Their route took them through San Augustin Pass, across the Tularosa Basin (famed for its immense, shifting dunes of white sand), over the Sacramento Mountains, and through the Mescalero Apache reservation. On April 20, they spent the night at Blazer’s Mill, an old Regulator stomping ground and the scene of its infamous gun battle with Andrew Roberts. Early the next morning, with Joseph and Almer Blazer, a few idle mill workers, and his guards for an audience, Billy graphically recounted his version of the shoot-out. One of the men asked Billy why he killed Roberts, a simple question that the Kid could not find an answer for. He just shook his head, saying he did
not know. Later that day, the prisoner and guards pulled into Fort Stanton. Pat Garrett was waiting there for the man he had famously brought to justice four months earlier. Then, after a short journey of nine more miles down the valley of the Rio Bonito, Garrett, Bob Olinger, and Billy arrived in the county seat of Lincoln.

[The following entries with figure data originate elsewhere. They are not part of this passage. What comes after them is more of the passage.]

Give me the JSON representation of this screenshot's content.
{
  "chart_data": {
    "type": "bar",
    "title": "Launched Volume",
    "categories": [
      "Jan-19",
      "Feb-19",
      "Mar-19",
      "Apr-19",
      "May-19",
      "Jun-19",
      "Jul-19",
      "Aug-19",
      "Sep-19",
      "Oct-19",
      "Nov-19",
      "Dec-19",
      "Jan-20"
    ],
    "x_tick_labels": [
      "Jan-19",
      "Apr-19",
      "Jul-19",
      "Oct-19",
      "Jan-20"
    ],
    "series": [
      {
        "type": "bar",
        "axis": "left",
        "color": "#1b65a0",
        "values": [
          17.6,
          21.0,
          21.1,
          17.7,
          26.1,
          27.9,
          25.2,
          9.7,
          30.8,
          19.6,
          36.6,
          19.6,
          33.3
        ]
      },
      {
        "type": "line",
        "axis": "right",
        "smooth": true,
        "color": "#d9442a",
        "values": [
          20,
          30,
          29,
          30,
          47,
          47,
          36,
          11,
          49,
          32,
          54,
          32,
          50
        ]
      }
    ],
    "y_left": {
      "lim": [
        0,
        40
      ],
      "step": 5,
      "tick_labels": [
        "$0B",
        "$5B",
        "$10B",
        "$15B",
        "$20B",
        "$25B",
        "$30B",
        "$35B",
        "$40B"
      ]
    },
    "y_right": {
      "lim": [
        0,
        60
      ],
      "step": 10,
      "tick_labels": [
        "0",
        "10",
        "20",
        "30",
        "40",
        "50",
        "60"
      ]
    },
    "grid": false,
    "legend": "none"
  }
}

Garrett now had a dilemma. Lincoln County had never had a jail that, as he later wrote, “would hold a cripple,” yet he was charged with confining the Territory’s slipperiest criminal for the next twenty-two days. Whether it could be done remained to be seen. Garrett was confident that he could, and that the execution would come off at the appointed time as planned. But Billy thought differently. One day, his guards allowed Mrs. Annie E. Lesnett, a friend of Billy’s from Dowlin’s Mill on the Ruidoso, to see their prisoner. In a sick sort of joke, Bob Olinger invited the woman to the hanging. Unfazed, Billy spoke up: “Mrs. Lesnett, they can’t hang me if I’m not there, can they?”

No matter the odds, the shackles, the armed guards, Billy the Kid’s old optimism was back. He somehow believed he could escape the gallows, and that belief was a very dangerous thing.